Based on the findings of this study, we recommend that crowd logistics platforms should offer reasonable monetary incentives and keep these under constant review, build a high degree of trust and cooperation with their crowd workers, and initiate activities geared towards promoting satisfaction at work. The recommendations based on the results of this study can help crowd logistics platforms formulate suitable policies and implement measures that would encourage continued participation in crowd logistics.

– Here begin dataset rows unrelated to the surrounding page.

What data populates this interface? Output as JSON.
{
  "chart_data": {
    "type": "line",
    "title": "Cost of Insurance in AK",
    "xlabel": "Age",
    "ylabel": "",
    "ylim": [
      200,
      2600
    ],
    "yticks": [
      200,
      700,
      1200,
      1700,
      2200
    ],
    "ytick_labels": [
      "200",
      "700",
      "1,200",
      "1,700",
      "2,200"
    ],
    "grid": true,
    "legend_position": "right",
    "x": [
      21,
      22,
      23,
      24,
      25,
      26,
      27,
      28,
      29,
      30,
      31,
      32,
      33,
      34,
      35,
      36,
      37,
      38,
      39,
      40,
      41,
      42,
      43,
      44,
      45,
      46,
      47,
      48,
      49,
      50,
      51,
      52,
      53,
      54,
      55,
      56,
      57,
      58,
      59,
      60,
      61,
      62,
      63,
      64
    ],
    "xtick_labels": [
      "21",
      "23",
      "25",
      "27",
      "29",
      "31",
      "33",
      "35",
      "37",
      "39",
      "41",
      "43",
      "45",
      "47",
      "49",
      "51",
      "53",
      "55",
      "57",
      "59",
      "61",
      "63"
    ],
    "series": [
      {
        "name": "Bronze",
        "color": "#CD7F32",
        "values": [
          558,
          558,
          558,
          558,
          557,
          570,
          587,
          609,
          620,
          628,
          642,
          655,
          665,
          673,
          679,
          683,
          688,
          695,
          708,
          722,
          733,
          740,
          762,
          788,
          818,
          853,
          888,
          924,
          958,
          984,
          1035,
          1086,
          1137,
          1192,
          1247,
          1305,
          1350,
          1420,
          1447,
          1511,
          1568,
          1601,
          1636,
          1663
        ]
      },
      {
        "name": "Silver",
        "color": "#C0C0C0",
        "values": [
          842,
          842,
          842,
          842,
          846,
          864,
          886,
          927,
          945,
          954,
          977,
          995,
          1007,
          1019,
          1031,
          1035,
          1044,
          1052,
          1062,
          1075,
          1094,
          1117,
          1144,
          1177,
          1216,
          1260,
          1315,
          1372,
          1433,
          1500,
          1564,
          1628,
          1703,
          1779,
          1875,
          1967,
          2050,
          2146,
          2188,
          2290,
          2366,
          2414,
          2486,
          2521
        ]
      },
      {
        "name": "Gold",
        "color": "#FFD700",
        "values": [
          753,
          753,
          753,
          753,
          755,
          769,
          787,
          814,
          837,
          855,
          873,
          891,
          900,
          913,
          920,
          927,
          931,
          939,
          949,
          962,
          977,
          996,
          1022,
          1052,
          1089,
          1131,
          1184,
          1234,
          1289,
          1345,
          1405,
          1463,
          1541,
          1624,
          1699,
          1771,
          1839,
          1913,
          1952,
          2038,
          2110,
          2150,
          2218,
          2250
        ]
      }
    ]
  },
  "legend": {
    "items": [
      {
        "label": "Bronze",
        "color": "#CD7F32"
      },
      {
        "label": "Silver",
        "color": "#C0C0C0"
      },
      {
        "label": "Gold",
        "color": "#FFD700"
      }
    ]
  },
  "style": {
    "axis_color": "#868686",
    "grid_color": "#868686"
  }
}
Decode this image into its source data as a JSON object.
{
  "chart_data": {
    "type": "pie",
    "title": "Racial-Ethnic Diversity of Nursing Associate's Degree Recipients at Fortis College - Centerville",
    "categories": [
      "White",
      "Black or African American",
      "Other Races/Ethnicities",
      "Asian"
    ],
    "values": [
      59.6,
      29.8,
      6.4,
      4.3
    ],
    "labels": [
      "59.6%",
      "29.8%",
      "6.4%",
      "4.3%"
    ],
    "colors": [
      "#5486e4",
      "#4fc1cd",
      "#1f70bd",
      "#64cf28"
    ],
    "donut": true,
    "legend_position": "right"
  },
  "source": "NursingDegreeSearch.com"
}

However, we should acknowledge that our study has some limitations. First, the survey data comes from an urban agglomeration in South Central China, the characteristics of which may be very different from other settings. This is a challenge for all studies of crowd logistics, as geographical location is obviously a significant influence on how crowd logistics operate on the ground. It would, therefore, be necessary to conduct further studies for different regions and countries to compare with the results of this study. Second, many of our participants were in low-income jobs, with one-third of them being unemployed. We cannot know if this is typical of crowd logistics workers, though it seems possible; clearly, further research is required. Although there is a body of research developing on crowd workers generally, the demographic profile of such workers is likely to be very diverse, and logically each type of crowdsourced work may attract a different demographic, reflecting the differing expertise involved and the different entry barriers. The research on crowd logistics is still in its infancy, and research on many other aspects regarding crowd workers, platforms, consumers, and related enterprises are needed to support the sustainable development of the crowd logistics industry.